Police who hope to arrest the students were denied entry and said they were unwilling to force their way in.

Five students, who were on the run from the Jawaharlal Nehru University campus since February 12 including Umar Khalid, are now back. Ashutosh, Anant Prakash Narayan, Rama Naga, Anirban Bhattacharya and Umar Khalid are now back on the campus and among the student protesters at the administrative block.

Among the students who were back was Umar Khalid – described as the chief organiser of a controversial event on February 9 in support of executed Parliament attack convict Afzal Guru, during which anti-India slogans were raised. Addressing the protesting students, Mr Khalid said the charges against him were ridiculous and he has no links with any terrorist organisation.

“Comments against my sister on social media have angered me.

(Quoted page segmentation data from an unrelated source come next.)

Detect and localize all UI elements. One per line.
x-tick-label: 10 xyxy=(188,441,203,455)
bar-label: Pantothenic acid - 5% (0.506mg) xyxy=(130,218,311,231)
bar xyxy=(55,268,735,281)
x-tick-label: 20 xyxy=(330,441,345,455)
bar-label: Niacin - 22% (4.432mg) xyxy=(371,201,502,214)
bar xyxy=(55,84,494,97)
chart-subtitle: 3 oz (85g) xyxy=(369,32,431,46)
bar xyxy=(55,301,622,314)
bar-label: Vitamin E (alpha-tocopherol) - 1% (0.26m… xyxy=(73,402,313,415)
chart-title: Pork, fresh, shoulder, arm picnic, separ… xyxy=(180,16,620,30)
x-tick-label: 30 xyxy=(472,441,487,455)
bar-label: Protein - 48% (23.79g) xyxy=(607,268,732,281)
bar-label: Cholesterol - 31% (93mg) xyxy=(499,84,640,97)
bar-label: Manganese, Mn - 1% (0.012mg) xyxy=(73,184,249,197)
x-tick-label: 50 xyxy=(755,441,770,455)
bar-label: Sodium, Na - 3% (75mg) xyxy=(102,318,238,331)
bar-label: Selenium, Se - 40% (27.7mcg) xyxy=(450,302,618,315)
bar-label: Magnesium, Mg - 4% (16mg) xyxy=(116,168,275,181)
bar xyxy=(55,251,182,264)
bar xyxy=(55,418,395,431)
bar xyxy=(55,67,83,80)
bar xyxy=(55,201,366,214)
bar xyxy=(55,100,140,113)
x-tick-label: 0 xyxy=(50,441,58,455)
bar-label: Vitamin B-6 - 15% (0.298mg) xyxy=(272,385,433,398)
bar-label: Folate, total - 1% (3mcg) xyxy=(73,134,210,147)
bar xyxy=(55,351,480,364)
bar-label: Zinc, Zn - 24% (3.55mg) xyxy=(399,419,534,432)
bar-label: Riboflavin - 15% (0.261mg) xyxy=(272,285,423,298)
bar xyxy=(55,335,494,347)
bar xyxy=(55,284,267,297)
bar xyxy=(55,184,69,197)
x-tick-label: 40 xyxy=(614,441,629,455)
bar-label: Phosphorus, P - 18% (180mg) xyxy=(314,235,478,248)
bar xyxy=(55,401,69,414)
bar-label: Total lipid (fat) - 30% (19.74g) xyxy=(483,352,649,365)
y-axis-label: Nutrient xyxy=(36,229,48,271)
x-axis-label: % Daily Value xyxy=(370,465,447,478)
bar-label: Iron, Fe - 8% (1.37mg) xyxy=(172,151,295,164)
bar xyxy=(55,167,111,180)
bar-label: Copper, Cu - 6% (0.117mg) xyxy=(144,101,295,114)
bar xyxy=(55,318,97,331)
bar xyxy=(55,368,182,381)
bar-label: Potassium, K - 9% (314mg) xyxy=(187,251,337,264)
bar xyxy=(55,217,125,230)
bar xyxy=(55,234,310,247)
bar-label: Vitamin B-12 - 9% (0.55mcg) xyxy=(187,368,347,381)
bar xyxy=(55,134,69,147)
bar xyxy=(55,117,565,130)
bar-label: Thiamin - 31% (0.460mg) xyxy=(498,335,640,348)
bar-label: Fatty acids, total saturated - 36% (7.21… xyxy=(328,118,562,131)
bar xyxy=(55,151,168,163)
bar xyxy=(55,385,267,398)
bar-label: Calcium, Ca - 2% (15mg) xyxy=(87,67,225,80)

I am disturbed by th way I have been attacked,” he said addressing the students.

“We were afraid there would be mob attack and the police were going from room to room to check. The media trial — targetting us and branding us as ‘anti-nationals’ and terrorists — was also worrying us,” Ashustosh said. Narayan, a former JNUSU vice-president and Rama Naga, the present general secretary, are also from AISA. Bhattacharya and Khalid are former members of Democratic Students’ Union.

Ashutosh said the students were in Delhi itself and that the decision to return on Sunday evening had been taken individually and not collectively. “We didn’t do anything wrong but were been framed using doctored video. When we saw people rising up in our support, thousands of students marching for us, we got the strength to return,” he said.

Their return doesn’t change much where the university’s position is concerned. The five remain suspended. Ashutosh intends to join the andolan — the campaign to restore to JNU the space for “students to speak their mind, express opinions and dissent.” “That has been completely crushed. We are innocent students who wanted to express our views. The administration allowed the police in without resistance; the police have been working as RSS agents. We have to expand and step up our fight.”

The committee the university has established to inquire into the February 9 incident is a problem. “It has to be broadened. There are no women, no-one from the SC-ST or OBC castes. I am an OBC, Rama and Anant are both SC students. How can we depose before such a committee?”